The design of this pavilion is inspired by the Blue Mosque of Herat. It features blue and green mosaic times and has beautiful Afghan rugs hanging from the walls. The rugs are just a few of the 400 items on display from the Rahimy Collection of Afghan Treasures, and other items include textiles, silver jewelry, and a nomad tent. There is also a bazaar that sells various craft items, jewelry, textiles, nuts, dried fruits, and spices.

The entrance of the pavilion is designed to resemble the ancient architecture of Petra. Inside, the architecture is in the Hellenistic style. The theme of the pavilion is "We Make Our Ordinary Lifestyle, Extraordinary" and the exhibits here celebrate Jordan's history and culture. It also traces the evolution of Aqaba from a port to a city of commerce and leisure. There is also a section with pictures and biographies of important Jordanians, including the current and former king. Near the exit, there is a shop selling beautiful sand art in glass bottles.


Featuring traditional Moroccan architecture, this pavilion was absolutely beautiful, inside and out. The theme of this pavilion is very simple: The Art of Life. However, it is well-reflected in the exhibits as well as the building itself. There is a courtyard in the center which is closed off to visitors. Although this forces visitors to crowd around the outside, the open space makes the pavilion seem less crowded than it actually is. It also allows visitors unobstructed views of the interior. Although advanced technology was used in the construction of the pavilion, it remains behind the scenes, and the overall look is one of traditional Moroccan culture.

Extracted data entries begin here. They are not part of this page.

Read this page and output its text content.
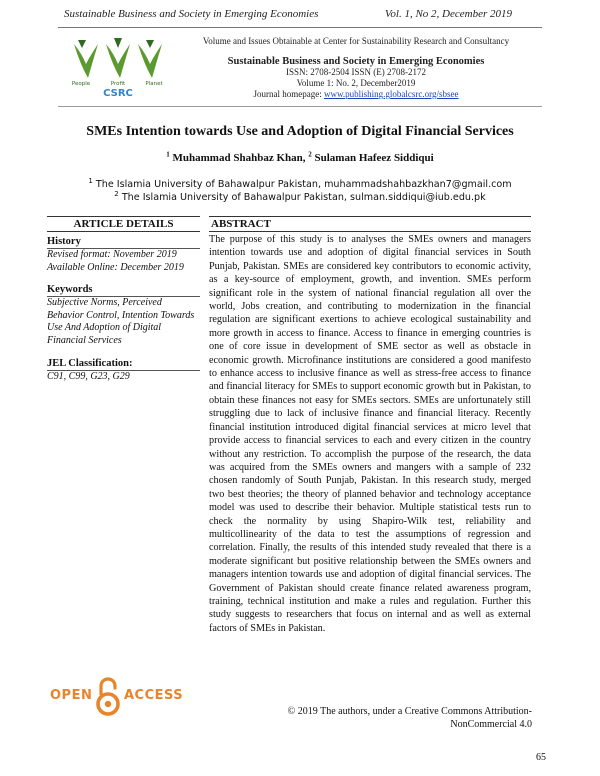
Sustainable Business and Society in Emerging Economies	Vol. 1, No 2, December 2019
People	Profit	Planet
CSRC
Volume and Issues Obtainable at Center for Sustainability Research and Consultancy
Sustainable Business and Society in Emerging Economies
ISSN: 2708-2504 ISSN (E) 2708-2172
Volume 1: No. 2, December2019
Journal homepage: www.publishing.globalcsrc.org/sbsee
SMEs Intention towards Use and Adoption of Digital Financial Services
$^1$ Muhammad Shahbaz Khan, $^2$ Sulaman Hafeez Siddiqui
$^1$ The Islamia University of Bahawalpur Pakistan, muhammadshahbazkhan7@gmail.com
$^2$ The Islamia University of Bahawalpur Pakistan, sulman.siddiqui@iub.edu.pk
ARTICLE DETAILS
History
Revised format: November 2019
Available Online: December 2019
Keywords
Subjective Norms, Perceived Behavior Control, Intention Towards Use And Adoption of Digital Financial Services
JEL Classification:
C91, C99, G23, G29
ABSTRACT
The purpose of this study is to analyses the SMEs owners and managers intention towards use and adoption of digital financial services in South Punjab, Pakistan. SMEs are considered key contributors to economic activity, as a key-source of employment, growth, and invention. SMEs perform significant role in the system of national financial regulation all over the world, Jobs creation, and contributing to modernization in the financial regulation are significant exertions to achieve ecological sustainability and more growth in access to finance. Access to finance in emerging countries is one of core issue in development of SME sector as well as obstacle in economic growth. Microfinance institutions are considered a good manifesto to enhance access to inclusive finance as well as stress-free access to finance and financial literacy for SMEs to support economic growth but in Pakistan, to obtain these finances not easy for SMEs sectors. SMEs are unfortunately still struggling due to lack of inclusive finance and financial literacy. Recently financial institution introduced digital financial services at micro level that provide access to financial services to each and every citizen in the country without any restriction. To accomplish the purpose of the research, the data was acquired from the SMEs owners and mangers with a sample of 232 chosen randomly of South Punjab, Pakistan. In this research study, merged two best theories; the theory of planned behavior and technology acceptance model was used to describe their behavior. Multiple statistical tests run to check the normality by using Shapiro-Wilk test, reliability and multicollinearity of the data to test the assumptions of regression and correlation. Finally, the results of this intended study revealed that there is a moderate significant but positive relationship between the SMEs owners and managers intention towards use and adoption of digital financial services. The Government of Pakistan should create finance related awareness program, training, technical institution and make a rules and regulation. Further this study suggests to researchers that focus on internal and as well as external factors of SMEs in Pakistan.
OPEN ACCESS
© 2019 The authors, under a Creative Commons Attribution-
NonCommercial 4.0
65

The exterior of the pavilion is reminiscent of the landmark Barzan Tower. Located in Doha, this tower once served as a lunar observatory as well as a lighthouse for ships. There are many interesting exhibits spread out over two floors. Upstairs, there is a Bedouin tent with Quataris dressed in traditional clothing. Visitors can even have their picture taken in the tent. Since there was a long line of people waiting ot have their picture taken, I just took a picture of a Chinese woman sitting there instead. Downstairs there were more cultural and art exhibits. There was also an exhibit featuring Qatar's new green technologies. Qatar is rich in oil and pearls, and these resources were also prominently featured.

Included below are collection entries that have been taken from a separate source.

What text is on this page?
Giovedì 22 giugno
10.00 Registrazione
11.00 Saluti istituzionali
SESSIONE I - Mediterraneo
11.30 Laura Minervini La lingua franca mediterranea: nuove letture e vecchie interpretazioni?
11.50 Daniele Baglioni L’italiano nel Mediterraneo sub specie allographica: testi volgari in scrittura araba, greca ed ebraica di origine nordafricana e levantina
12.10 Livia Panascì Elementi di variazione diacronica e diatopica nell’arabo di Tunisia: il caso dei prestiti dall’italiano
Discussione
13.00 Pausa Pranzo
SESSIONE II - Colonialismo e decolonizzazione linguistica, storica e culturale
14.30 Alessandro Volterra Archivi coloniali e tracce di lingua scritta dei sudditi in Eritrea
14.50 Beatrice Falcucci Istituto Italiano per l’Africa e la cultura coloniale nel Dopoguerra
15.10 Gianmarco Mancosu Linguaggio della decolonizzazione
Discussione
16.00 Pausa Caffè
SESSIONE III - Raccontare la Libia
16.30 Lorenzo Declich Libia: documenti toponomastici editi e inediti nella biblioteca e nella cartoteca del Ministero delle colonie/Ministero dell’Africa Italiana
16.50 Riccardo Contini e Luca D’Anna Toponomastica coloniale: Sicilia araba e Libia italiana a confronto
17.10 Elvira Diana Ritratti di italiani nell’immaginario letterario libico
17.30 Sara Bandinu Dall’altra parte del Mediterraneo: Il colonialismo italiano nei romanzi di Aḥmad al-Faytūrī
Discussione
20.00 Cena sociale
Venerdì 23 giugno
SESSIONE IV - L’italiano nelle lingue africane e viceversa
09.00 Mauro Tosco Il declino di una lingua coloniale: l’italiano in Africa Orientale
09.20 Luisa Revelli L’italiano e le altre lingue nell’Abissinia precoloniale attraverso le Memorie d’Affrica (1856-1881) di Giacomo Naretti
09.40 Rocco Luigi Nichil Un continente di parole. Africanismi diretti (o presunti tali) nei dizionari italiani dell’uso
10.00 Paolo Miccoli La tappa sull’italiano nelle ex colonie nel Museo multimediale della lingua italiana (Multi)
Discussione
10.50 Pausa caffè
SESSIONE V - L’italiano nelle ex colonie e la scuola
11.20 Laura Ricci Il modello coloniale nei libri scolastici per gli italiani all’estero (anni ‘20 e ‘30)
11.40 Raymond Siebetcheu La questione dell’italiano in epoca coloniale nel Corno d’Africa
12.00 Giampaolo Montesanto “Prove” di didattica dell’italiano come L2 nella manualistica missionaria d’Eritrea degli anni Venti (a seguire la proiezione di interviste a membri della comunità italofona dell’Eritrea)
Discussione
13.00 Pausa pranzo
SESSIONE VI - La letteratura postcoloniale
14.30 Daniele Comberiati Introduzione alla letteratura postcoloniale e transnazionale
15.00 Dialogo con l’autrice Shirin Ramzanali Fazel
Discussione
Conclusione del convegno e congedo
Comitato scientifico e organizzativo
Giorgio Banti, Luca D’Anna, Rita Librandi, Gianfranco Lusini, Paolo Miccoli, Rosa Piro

This pavilion had one large open space, that was almost completely filled with people. The ceiling was covered with traditional batik paintings and the walls were decorated with paintings, photographs, and flags. Sri Lanka's Buddhist heritage was heavily emphasized, and there were many Buddha statues and Buddhist art. In the center there is a pavilion (inside a pavilion) that resembles a Sri Lankan Buddhist temple. There is also a very nice 1:800 scale model of the World Heritage City named Kandy. One of the four walls was almost entirely taken up by a store selling all sorts of stuff. They had crafts, clothing, Buddhist merchandise, and food. I bought a bottle of Sri Lankan hot sauce, which was oddly enough made in Japan. It was very tasty, but even though I bought the hottest they had, it wasn't really very hot.

Featuring traditional Nepalese architecture, this is one of the most beautiful pavilions at Expo. The pavilion itself is like a work of art, and it took 350 families of artisans almost two years to handcraft more than 500 tons of material including wood, metal, brick, porcelain, and stone for the exhibitions as well as the pavilion itself. The pavilion is named the "Nepal Arniko Center" to commemorate the artist Arniko, who made great contributions to the friendship between Nepal and China. I'm guessing that Nepal went all out on their pavilion in the hopes of boosting tourism from China. This pavilion also had lots of food for sale. I bought a fried chicken leg for 10 yuan ($1.50). It was excellent and they were selling like crazy. All over the pavilion, you could see people walking around gnawing on chicken legs. KFC is the most popular fast food restaurant in China, but the Colonel has nothing on the Nepal Pavilion.